The role of covariance matrix is made clear in a different way from that of Phillips (1982) . It is shown that covariance matrix consistent with linear constrains works as a projection operator or as a filter, just as explicit linear constrains in variational objective analysis do.
The method is considered to be an improved method of variational objective analysis in two points. The first is that the method produces statistically optimum analyzed data while statistical meaning is vague in variational objective analysis. The second is that the method gets analyzed data on grid points directly from randomly distributed observed data, while variational objective analysis needs pre-interpolation of observed data onto grid points.

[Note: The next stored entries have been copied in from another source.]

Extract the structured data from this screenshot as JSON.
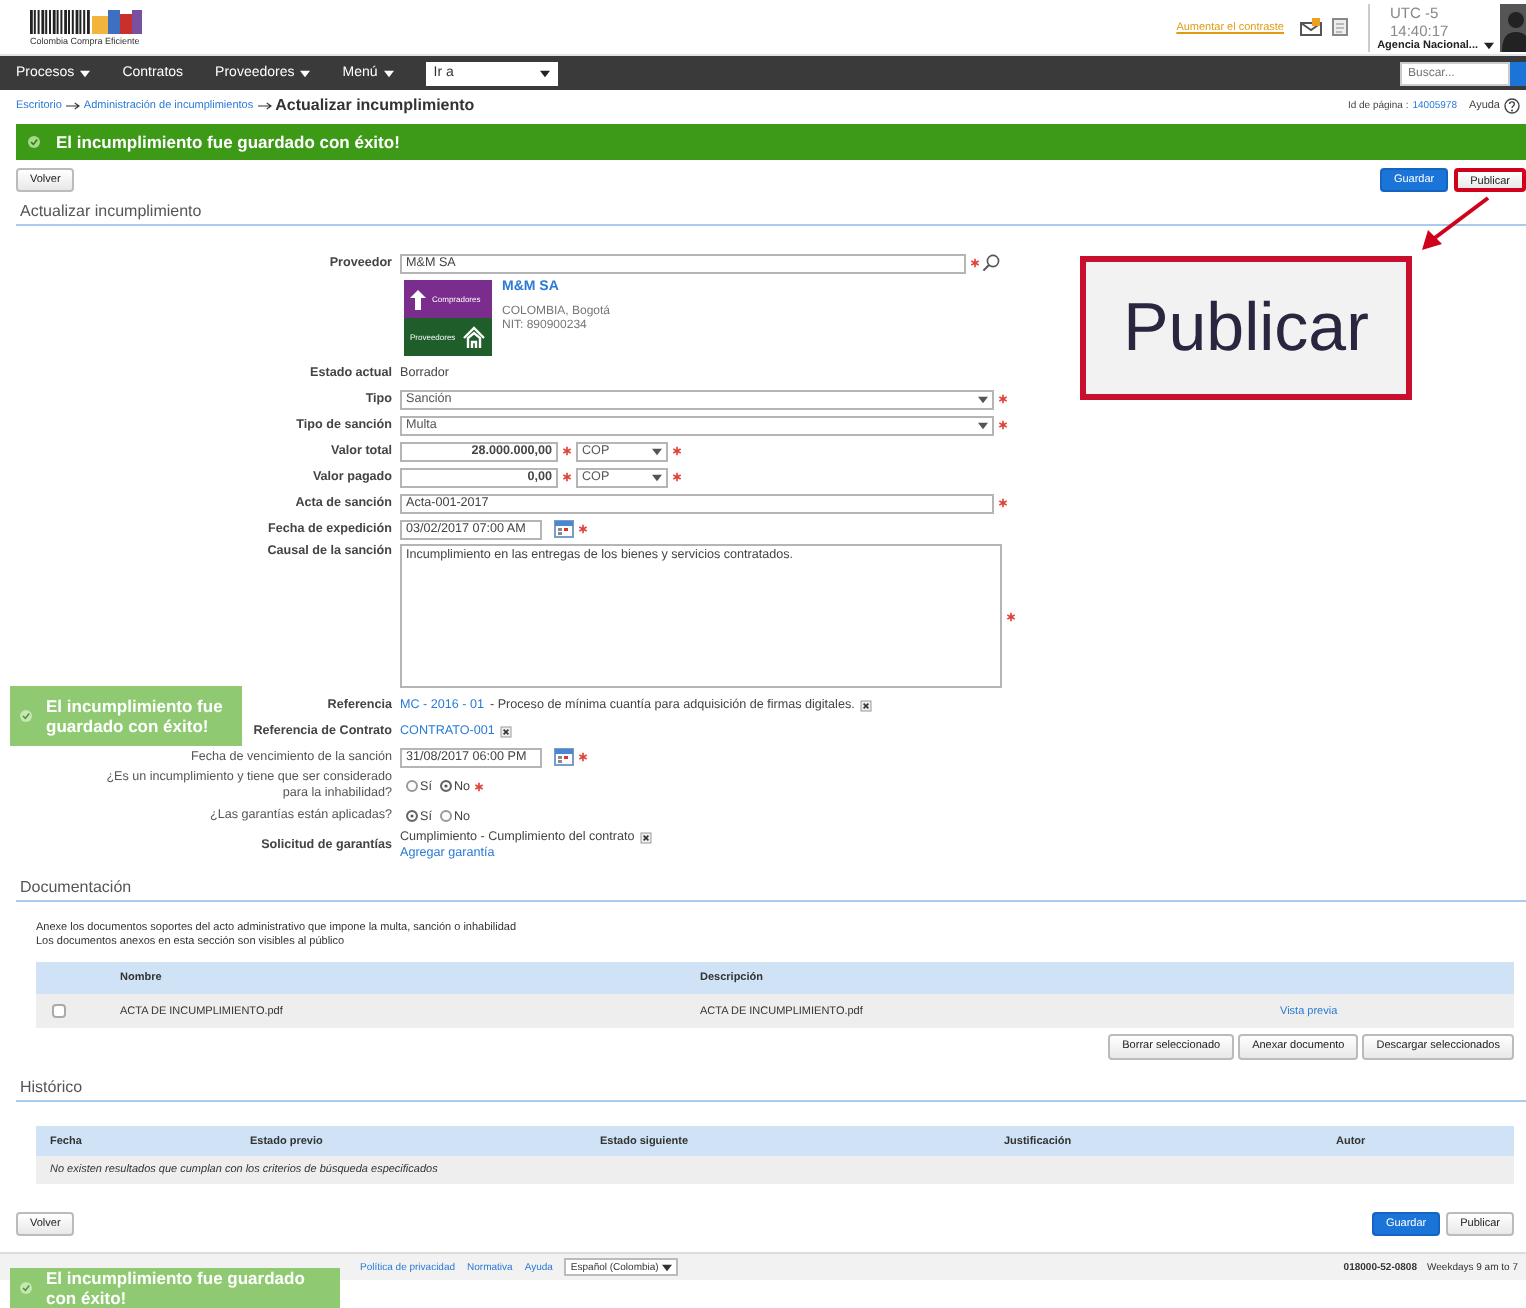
{
  "header": {
    "logo_text": "Colombia Compra Eficiente",
    "contrast_link": "Aumentar el contraste",
    "time": "UTC -5 14:40:17",
    "agency": "Agencia Nacional..."
  },
  "nav": {
    "items": [
      {
        "label": "Procesos",
        "dropdown": true
      },
      {
        "label": "Contratos",
        "dropdown": false
      },
      {
        "label": "Proveedores",
        "dropdown": true
      },
      {
        "label": "Menú",
        "dropdown": true
      }
    ],
    "goto": "Ir a",
    "search_placeholder": "Buscar..."
  },
  "breadcrumb": {
    "links": [
      "Escritorio",
      "Administración de incumplimientos"
    ],
    "current": "Actualizar incumplimiento",
    "page_id_label": "Id de página :",
    "page_id": "14005978",
    "help": "Ayuda"
  },
  "banner": {
    "message": "El incumplimiento fue guardado con éxito!"
  },
  "top_actions": {
    "back": "Volver",
    "save": "Guardar",
    "publish": "Publicar",
    "publish_highlighted": true
  },
  "form": {
    "title": "Actualizar incumplimiento",
    "rows": [
      {
        "kind": "provider",
        "label": "Proveedor",
        "value": "M&M SA",
        "required": true
      },
      {
        "kind": "card",
        "name": "M&M SA",
        "location": "COLOMBIA, Bogotá",
        "nit": "NIT: 890900234",
        "logo_top": "Compradores",
        "logo_bottom": "Proveedores"
      },
      {
        "kind": "static",
        "label": "Estado actual",
        "value": "Borrador"
      },
      {
        "kind": "select",
        "label": "Tipo",
        "value": "Sanción",
        "required": true
      },
      {
        "kind": "select",
        "label": "Tipo de sanción",
        "value": "Multa",
        "required": true
      },
      {
        "kind": "amount",
        "label": "Valor total",
        "value": "28.000.000,00",
        "currency": "COP",
        "required": true
      },
      {
        "kind": "amount",
        "label": "Valor pagado",
        "value": "0,00",
        "currency": "COP",
        "required": true
      },
      {
        "kind": "input",
        "label": "Acta de sanción",
        "value": "Acta-001-2017",
        "required": true
      },
      {
        "kind": "date",
        "label": "Fecha de expedición",
        "value": "03/02/2017 07:00 AM",
        "required": true
      },
      {
        "kind": "textarea",
        "label": "Causal de la sanción",
        "value": "Incumplimiento en las entregas de los bienes y servicios contratados.",
        "required": true
      },
      {
        "kind": "reference",
        "label": "Referencia",
        "link": "MC - 2016 - 01",
        "description": "- Proceso de mínima cuantía para adquisición de firmas digitales."
      },
      {
        "kind": "reference",
        "label": "Referencia de Contrato",
        "link": "CONTRATO-001"
      },
      {
        "kind": "date",
        "label": "Fecha de vencimiento de la sanción",
        "value": "31/08/2017 06:00 PM",
        "required": true,
        "plain_label": true
      },
      {
        "kind": "radio",
        "label": "¿Es un incumplimiento y tiene que ser considerado para la inhabilidad?",
        "options": [
          {
            "label": "Sí",
            "selected": false
          },
          {
            "label": "No",
            "selected": true
          }
        ],
        "required": true,
        "plain_label": true
      },
      {
        "kind": "radio",
        "label": "¿Las garantías están aplicadas?",
        "options": [
          {
            "label": "Sí",
            "selected": true
          },
          {
            "label": "No",
            "selected": false
          }
        ],
        "required": false,
        "plain_label": true
      },
      {
        "kind": "guarantee",
        "label": "Solicitud de garantías",
        "value": "Cumplimiento - Cumplimiento del contrato",
        "link": "Agregar garantía"
      }
    ]
  },
  "documents": {
    "title": "Documentación",
    "notes": [
      "Anexe los documentos soportes del acto administrativo que impone la multa, sanción o inhabilidad",
      "Los documentos anexos en esta sección son visibles al público"
    ],
    "columns": [
      "Nombre",
      "Descripción"
    ],
    "rows": [
      {
        "checked": false,
        "name": "ACTA DE INCUMPLIMIENTO.pdf",
        "description": "ACTA DE INCUMPLIMIENTO.pdf",
        "action": "Vista previa"
      }
    ],
    "buttons": [
      "Borrar seleccionado",
      "Anexar documento",
      "Descargar seleccionados"
    ]
  },
  "history": {
    "title": "Histórico",
    "columns": [
      "Fecha",
      "Estado previo",
      "Estado siguiente",
      "Justificación",
      "Autor"
    ],
    "empty": "No existen resultados que cumplan con los criterios de búsqueda especificados"
  },
  "bottom_actions": {
    "back": "Volver",
    "save": "Guardar",
    "publish": "Publicar"
  },
  "footer": {
    "links": [
      "Política de privacidad",
      "Normativa",
      "Ayuda"
    ],
    "language": "Español (Colombia)",
    "phone": "018000-52-0808",
    "hours": "Weekdays 9 am to 7"
  },
  "toasts": [
    {
      "message": "El incumplimiento fue guardado con éxito!"
    },
    {
      "message": "El incumplimiento fue guardado con éxito!"
    }
  ],
  "callout": {
    "text": "Publicar"
  }
}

Some examples of application of the method is shown. The statistical meaning of weak constraint in variational objective analysis is illustrated in an example. A divergent covariance model is also discussed.
The method includes both multivariate optimum interpolation method and variational objective analysis with linear constraints as its special cases. Via the method, the relationship between multivariate optimum interpolation method and variational objective analysis can be understood basically.